Virginia's only obligation is to keep doing business with Northrop Grumman, nothing more, Stewart said.

"It's really a commitment to do business in the partnership over a long enough period of time that, if you can achieve the efficiencies that we all see, there will be adequate dollars within the current expenditure structure for them to get a reasonable return on their investment," he said.


Open communications, such as occurred during the company's negotiations with Virginia, could help save more IT projects in the future, CGI-AMS' Rapking said.

"The reason that not only outsourcing, but also all IT projects fail is because the expectations of the government are not always well known," she said. "If you don't meet people's expectations, it's a disappointment no matter what.
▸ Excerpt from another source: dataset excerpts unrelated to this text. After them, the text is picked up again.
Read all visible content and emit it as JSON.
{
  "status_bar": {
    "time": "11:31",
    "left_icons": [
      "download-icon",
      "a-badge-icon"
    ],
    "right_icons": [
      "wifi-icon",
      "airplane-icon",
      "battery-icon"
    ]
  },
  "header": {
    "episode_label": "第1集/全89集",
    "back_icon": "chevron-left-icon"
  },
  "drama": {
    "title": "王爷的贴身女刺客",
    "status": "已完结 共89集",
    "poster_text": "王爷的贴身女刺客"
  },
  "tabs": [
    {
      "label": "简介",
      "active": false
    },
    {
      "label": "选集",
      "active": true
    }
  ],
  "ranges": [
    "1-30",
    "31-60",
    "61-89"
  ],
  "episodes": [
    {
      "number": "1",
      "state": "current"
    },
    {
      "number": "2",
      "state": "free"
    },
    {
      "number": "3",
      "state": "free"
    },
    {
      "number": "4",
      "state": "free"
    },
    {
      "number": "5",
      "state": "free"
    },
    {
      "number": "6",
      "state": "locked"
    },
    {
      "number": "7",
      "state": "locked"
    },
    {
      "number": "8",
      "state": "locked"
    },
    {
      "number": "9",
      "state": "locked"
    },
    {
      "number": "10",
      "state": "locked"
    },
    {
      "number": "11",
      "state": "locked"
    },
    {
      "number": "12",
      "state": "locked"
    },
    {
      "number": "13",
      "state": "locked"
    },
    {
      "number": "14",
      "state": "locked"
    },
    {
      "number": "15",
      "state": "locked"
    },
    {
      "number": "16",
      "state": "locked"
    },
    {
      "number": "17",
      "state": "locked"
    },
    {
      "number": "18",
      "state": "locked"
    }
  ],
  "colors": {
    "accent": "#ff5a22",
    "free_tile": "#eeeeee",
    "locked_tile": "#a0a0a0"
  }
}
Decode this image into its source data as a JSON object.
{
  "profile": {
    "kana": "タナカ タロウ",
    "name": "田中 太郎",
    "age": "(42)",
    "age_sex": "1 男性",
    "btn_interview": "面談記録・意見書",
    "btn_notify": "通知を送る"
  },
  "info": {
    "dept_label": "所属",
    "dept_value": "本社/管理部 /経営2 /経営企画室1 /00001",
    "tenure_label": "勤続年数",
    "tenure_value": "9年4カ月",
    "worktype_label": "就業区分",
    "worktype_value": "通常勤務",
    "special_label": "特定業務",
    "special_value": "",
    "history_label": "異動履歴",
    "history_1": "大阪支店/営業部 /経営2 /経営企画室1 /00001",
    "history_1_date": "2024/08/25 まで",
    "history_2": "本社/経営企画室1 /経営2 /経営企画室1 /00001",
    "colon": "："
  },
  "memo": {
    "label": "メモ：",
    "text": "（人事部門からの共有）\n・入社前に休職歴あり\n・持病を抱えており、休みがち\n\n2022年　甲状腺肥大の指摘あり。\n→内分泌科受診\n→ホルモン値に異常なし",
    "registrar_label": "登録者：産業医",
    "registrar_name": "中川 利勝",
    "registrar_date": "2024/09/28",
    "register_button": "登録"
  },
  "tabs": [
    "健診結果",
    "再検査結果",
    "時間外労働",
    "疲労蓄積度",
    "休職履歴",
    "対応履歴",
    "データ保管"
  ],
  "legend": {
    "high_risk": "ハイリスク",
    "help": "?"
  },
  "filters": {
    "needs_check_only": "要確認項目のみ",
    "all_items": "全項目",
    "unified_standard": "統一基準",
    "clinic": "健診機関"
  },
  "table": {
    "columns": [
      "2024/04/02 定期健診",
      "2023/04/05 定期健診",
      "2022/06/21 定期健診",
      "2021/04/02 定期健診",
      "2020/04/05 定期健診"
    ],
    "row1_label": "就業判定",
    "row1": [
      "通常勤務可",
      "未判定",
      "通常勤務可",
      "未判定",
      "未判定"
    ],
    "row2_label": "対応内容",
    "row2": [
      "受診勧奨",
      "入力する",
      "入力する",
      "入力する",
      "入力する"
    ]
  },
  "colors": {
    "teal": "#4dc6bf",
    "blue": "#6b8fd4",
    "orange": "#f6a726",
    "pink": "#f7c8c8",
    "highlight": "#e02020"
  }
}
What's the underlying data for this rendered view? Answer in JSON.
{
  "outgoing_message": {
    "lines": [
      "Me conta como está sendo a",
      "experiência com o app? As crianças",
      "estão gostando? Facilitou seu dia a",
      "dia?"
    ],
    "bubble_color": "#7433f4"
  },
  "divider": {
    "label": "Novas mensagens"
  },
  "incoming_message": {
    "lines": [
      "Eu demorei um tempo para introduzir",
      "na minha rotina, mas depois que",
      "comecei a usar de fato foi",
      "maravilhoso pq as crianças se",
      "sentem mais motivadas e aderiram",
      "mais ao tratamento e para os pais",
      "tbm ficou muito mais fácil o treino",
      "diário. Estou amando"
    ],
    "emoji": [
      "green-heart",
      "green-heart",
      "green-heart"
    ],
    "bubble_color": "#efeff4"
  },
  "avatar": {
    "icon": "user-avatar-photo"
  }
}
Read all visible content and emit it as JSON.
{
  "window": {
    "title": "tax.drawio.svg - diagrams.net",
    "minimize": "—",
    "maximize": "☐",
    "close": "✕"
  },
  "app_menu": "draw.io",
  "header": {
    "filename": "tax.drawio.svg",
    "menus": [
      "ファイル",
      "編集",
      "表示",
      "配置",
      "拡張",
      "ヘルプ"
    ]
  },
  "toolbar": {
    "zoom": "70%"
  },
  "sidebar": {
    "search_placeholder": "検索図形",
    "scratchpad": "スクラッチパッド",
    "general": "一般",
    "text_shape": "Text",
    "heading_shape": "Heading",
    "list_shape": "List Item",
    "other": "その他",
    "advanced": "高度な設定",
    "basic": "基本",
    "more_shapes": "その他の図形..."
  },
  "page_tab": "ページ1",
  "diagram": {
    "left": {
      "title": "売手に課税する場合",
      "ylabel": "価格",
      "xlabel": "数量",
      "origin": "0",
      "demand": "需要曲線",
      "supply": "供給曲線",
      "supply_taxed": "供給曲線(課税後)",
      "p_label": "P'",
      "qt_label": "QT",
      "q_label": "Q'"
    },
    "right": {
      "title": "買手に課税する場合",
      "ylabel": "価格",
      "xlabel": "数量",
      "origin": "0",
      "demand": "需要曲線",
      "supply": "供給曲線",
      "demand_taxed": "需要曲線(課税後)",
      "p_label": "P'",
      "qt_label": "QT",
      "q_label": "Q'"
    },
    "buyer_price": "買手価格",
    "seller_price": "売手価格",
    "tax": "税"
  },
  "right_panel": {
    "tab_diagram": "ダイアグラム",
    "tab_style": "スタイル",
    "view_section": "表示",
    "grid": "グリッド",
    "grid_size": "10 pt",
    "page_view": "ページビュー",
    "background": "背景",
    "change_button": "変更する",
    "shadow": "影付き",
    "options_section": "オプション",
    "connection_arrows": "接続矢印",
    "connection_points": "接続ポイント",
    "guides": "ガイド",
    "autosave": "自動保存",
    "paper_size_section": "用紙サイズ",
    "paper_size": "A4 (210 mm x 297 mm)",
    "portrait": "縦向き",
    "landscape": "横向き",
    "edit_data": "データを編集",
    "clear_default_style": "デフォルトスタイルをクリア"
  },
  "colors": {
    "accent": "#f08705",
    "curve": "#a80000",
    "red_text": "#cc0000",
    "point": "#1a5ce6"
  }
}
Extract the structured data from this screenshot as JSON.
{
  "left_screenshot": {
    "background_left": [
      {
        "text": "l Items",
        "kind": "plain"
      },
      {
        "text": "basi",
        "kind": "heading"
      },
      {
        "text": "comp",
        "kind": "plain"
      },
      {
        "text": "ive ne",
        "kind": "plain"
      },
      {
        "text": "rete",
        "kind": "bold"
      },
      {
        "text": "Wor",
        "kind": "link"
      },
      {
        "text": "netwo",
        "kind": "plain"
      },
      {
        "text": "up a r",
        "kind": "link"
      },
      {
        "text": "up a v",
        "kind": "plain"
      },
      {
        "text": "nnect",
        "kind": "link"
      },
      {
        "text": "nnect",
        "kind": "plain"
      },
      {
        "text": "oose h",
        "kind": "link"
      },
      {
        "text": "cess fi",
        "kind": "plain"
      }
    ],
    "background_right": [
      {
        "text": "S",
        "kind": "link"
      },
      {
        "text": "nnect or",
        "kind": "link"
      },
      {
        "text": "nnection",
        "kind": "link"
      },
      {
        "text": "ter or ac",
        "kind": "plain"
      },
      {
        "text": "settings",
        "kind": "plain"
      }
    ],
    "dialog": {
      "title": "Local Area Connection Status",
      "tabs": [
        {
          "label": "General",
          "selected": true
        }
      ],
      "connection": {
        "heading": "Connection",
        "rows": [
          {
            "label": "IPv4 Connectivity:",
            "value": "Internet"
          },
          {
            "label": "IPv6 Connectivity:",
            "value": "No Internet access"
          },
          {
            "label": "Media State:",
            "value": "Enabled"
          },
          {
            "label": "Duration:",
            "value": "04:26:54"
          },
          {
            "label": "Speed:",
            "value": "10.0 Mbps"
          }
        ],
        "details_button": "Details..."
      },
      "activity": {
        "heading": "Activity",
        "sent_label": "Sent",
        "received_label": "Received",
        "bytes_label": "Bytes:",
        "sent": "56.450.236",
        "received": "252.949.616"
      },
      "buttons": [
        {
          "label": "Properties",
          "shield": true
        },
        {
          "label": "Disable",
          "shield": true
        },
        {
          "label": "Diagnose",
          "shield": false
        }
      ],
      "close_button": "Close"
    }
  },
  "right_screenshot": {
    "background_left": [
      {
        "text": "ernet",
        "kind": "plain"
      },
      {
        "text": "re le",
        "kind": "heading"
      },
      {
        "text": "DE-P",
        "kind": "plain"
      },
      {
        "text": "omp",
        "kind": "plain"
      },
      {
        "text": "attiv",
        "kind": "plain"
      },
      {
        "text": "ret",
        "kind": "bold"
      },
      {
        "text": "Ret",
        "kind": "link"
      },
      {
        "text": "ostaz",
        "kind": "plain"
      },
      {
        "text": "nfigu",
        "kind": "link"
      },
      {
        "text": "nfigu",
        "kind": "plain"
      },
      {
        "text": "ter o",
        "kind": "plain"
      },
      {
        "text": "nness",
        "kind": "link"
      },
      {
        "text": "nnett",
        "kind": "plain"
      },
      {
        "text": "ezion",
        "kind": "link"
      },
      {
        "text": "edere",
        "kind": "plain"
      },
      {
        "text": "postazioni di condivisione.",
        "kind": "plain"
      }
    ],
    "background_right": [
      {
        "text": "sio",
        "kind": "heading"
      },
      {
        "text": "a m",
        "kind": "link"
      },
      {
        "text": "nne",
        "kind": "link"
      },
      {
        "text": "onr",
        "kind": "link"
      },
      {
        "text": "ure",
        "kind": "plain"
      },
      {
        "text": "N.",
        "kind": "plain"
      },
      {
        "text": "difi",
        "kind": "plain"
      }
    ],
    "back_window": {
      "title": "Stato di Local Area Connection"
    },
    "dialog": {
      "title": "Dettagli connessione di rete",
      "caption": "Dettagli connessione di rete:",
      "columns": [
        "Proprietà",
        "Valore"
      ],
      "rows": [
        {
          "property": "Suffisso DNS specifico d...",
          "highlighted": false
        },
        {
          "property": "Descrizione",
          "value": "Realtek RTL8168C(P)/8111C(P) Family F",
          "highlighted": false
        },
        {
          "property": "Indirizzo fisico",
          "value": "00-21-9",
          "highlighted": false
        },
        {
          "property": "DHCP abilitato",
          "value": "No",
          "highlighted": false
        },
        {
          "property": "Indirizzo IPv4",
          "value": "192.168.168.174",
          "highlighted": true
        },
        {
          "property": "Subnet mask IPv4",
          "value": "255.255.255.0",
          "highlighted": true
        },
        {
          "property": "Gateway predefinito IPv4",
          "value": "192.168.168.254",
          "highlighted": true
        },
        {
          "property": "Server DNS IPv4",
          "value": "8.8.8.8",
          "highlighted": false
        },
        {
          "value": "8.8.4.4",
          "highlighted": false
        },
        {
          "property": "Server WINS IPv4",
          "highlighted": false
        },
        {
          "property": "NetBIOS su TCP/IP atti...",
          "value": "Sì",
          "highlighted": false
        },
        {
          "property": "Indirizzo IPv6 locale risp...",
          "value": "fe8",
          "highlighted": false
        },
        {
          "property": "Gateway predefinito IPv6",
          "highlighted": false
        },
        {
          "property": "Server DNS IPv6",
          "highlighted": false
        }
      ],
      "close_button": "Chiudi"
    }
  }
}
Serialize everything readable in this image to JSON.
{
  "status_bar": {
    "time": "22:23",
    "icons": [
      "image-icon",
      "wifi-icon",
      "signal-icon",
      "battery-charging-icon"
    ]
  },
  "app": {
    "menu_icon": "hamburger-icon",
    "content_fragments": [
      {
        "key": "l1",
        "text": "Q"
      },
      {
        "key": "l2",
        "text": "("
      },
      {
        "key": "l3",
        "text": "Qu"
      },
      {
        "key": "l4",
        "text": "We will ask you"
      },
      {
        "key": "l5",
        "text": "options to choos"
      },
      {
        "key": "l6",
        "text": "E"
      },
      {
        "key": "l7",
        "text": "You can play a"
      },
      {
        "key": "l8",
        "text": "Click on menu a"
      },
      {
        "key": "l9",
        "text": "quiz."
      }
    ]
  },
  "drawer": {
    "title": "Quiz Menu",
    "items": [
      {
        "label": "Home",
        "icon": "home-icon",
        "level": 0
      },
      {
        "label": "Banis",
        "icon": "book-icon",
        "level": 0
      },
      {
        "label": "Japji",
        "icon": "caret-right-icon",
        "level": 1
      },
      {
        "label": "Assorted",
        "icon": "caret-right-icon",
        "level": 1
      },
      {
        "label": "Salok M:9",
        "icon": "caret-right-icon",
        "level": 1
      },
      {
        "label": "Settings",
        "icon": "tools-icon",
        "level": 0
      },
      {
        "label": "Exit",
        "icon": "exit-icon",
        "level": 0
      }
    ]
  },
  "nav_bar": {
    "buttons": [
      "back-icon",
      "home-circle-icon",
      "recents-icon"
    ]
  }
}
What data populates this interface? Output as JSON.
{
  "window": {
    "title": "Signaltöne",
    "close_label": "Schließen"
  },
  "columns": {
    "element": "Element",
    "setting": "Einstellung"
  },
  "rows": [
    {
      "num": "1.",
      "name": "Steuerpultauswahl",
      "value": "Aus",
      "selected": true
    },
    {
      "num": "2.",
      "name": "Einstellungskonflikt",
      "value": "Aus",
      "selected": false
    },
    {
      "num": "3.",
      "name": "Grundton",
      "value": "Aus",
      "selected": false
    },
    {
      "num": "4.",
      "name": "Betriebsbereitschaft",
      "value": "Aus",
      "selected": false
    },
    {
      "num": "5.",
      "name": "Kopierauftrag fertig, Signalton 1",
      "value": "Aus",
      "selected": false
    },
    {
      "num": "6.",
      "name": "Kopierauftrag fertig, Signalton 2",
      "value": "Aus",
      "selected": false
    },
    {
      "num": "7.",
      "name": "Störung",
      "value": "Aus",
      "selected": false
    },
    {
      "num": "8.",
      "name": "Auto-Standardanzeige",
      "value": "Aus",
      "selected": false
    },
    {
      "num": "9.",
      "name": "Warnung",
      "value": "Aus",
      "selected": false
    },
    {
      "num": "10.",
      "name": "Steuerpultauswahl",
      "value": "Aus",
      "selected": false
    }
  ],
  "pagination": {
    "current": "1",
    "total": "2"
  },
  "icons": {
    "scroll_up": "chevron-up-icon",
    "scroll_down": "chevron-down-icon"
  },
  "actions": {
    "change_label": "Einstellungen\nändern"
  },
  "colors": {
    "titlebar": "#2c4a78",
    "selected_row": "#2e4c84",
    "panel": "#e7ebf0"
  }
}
This allows that communication of expectations to be as crystal clear as communication ever is, and makes the chance of success that much greater."

With a large segment of state IT employees nationwide nearing retirement age, it is certain that other state governments will be watching Virginia's outsourcing project very closely, said Jim Krouse, manager of state and local market analysis at Input Inc., Reston, Va.

"They will not have the staff, and the computer hardware is just way outdated ? there's a whole bunch of factors that are coming together that are going to push that kind of adoption," he said. "This will accelerate it, without a doubt, because it will break down some of the risk aversion that a lot of the state and local governments are still holding."

Success in Virginia would go a long way toward dispelling the fear created by failures of IT outsourcing projects in Connecticut, Florida and Georgia, Gartner's Kost said.